- IATA: none; ICAO: KDMW; FAA LID: DMW;

Summary
- Airport type: Public
- Owner: Carroll County
- Location: Westminster, Maryland
- Elevation AMSL: 789 ft (240 m)
- Coordinates: 39°36′30″N 077°00′28″W﻿ / ﻿39.60833°N 77.00778°W
- Website: https://carrollcountyregionalairport.com/

Map
- DMW Location of airport in Maryland / United StatesDMWDMW (the United States)

Runways
| Direction | Length |  | Surface |
| ft | m |
| 16/34 | 5,100 | 1,554 | Asphalt |

Statistics (2023)
- Aircraft operations (year ending 5/4/2023): 56,224
- Based aircraft: 112
- Source: Federal Aviation Administration

= Carroll County Regional Airport =

 Carroll County Regional Airport , also known as Jack B. Poage Field, is a public airport located three miles (5 km) north of the central business district of Westminster, in Carroll County, Maryland, United States. The airport is owned by Carroll County Board of Commissioners. It is designated as a reliever airport for the Baltimore-Washington International Thurgood Marshall Airport (BWI).

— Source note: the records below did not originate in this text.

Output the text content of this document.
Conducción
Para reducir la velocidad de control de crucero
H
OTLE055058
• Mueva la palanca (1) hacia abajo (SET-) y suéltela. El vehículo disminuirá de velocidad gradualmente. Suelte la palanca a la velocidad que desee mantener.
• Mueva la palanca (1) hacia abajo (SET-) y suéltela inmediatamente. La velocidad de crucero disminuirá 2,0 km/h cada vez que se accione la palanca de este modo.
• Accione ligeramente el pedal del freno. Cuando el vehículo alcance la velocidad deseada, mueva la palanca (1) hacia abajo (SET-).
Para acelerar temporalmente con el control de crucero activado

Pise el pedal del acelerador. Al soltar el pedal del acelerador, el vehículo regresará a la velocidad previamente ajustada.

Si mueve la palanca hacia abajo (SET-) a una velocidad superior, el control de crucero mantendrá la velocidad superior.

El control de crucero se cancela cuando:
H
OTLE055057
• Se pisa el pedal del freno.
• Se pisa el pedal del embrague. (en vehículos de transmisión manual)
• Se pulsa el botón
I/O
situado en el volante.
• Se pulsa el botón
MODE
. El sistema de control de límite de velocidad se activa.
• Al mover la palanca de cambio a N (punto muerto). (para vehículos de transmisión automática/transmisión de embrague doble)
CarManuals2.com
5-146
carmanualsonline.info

Although most U.S. airports use the same three-letter location identifier for the FAA and IATA, Carroll County Regional Airport is assigned DMW by the FAA but has no designation from the IATA due to the small size of the airport and its main use being general aviation.

== Facilities and aircraft ==
Carroll County Regional Airport covers an area of 475 acre which contains one asphalt paved runway (16/34) measuring 5,100 x 100 ft (1,554 x 30 m). The airport also has a flight school called Dream Flight School.

For the 12-month period ending May 4, 2023, the airport had 56,224 aircraft operations, an average of 154 per day: 99% general aviation, <1% air taxi and <1% military. There was at that time 112 aircraft based at this airport: 90 single engine, 13 multi-engine, 3 jet aircraft and 6 helicopters.

There are currently no plans to bring commercial service to the airport. The nearest airport with commercial service is Baltimore BWI airport, serving flights to many US cities and with a few flights to/from Europe.

The airport does not have air traffic control.

== Amenities ==
The airport is near MD-97. It is also located in the vicinity of Carroll County Pond. It is near a populated area of Carroll County.